The screen porch was a feature of our 1900 Montgomery Ward kit home

Montgomery Ward kit house / Photo via Flickr

I can claim the bliss of sitting out in the elements on warm July evenings without having been bitten by mosquitos.

How Sweet It Was. At nightfall, my family would gather on our screened-in porch. My dad always pulled a cigar out of his shirt pocket and lit up. My mother, who might’ve spent the day tending the flowers in her gardens, leaned back and relaxed. I just closed my eyes and listened to the sound of crickets chirping.

The fairgrounds were about a mile from our house. When the county fair was in progress, we could faintly, almost magically, hear the tinny sound of the merry-go-round while sitting in the dark.

The house itself was built in about 1900. It was a standard design available in the Montgomery Ward catalog, having two stories, an attic, and a root cellar.  A bay window graced the living room.

The screen porch was a standard feature of this house. We used it all summer long, and for much more than a night-time refuge.

My Norwegian mother drank coffee by the gallon year round. The porch served as the summer klatching venue where she was joined by neighbor Helen and other women who lived nearby.

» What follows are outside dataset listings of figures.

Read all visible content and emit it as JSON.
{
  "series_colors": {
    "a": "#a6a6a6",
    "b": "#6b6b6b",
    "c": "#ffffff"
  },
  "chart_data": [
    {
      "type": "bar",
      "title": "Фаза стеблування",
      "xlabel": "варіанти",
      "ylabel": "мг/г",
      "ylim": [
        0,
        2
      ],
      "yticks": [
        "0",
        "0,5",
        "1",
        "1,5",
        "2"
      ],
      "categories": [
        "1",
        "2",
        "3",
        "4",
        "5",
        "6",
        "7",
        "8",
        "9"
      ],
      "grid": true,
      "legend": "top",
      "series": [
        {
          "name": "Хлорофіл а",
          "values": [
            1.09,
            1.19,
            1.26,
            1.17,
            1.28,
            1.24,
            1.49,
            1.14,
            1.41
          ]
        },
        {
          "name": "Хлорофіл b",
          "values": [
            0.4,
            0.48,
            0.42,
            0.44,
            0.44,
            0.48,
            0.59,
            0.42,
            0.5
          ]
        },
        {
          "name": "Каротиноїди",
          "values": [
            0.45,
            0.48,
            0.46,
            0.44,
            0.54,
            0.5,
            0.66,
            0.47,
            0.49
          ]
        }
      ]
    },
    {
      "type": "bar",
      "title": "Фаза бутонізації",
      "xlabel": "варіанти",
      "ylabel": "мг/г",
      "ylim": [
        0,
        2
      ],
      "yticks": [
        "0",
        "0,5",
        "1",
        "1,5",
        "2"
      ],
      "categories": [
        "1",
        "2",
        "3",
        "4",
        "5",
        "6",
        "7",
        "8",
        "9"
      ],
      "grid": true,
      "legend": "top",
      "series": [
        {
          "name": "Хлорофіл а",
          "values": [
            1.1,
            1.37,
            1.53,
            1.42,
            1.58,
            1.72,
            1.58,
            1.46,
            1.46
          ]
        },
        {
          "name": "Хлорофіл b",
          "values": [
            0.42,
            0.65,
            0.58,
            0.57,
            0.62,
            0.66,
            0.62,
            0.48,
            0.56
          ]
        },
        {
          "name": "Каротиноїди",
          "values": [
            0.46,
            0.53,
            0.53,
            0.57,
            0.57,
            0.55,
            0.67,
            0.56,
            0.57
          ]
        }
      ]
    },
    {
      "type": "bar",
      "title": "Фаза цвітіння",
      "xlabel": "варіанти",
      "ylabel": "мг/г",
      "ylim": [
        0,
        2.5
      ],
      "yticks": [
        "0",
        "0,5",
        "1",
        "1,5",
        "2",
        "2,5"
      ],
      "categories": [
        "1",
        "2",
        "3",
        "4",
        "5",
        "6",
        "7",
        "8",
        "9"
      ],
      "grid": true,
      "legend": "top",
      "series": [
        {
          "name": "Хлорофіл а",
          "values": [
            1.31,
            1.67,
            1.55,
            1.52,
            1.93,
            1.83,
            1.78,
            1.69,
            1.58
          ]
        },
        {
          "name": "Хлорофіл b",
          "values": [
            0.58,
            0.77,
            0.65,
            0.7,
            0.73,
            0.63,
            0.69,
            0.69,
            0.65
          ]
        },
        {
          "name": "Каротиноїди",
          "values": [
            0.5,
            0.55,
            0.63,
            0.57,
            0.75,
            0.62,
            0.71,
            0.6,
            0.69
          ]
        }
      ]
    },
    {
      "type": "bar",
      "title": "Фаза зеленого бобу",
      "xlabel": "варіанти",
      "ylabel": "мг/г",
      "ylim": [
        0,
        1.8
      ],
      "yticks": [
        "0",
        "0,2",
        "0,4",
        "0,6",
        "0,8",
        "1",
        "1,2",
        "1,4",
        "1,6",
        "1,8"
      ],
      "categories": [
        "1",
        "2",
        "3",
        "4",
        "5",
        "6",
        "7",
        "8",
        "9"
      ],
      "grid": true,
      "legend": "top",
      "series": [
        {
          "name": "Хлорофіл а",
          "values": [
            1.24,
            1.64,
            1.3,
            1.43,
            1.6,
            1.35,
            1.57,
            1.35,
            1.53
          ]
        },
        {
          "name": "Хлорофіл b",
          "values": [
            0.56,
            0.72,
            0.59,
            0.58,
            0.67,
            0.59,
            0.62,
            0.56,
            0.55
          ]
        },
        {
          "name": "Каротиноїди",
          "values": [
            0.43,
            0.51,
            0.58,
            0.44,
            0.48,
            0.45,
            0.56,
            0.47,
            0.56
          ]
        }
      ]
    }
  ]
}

It was the first place my sailor brother, Orville, headed when he came home after serving on a light cruiser in the Pacific during WWII. Orville had seen serious action in places like Kwjalein, Maloelap, and the Marianas Islands. I still remember him sitting there alone for long periods of time

When I was little, my girlfriends and I would play “dress up” on the porch in my mother’s old clothes, or the cards would come out for a game of Old Maid until a rain shower sent us scurrying inside the house.

And that is where I spent my teen years, reading, sitting in an old lawn chair, and always wishing we could afford the comfy, expensive redwood chairs with plush print cushions that were so popular then.

Nevertheless, my feet were propped up on the indoor ledge. Friends in cars that passed on the road in front of our house would wave. I anxiously awaited boyfriends to pick me up there for dates. My many pleasant youthful memories of that place inspired me to wax poetic:

Oh, come sit on the porch at dusk

Close your eyes, breathe deeply,

Smell the damp earth

The fragrant honeysuckle

Open your eyes when darkness falls,

And fireflies twinkle in the fields


Carol Hall lives in Woodbury. She’s a longtime freelance writer, a University of Minnesota graduate and a former Northwest Airlines stewardess.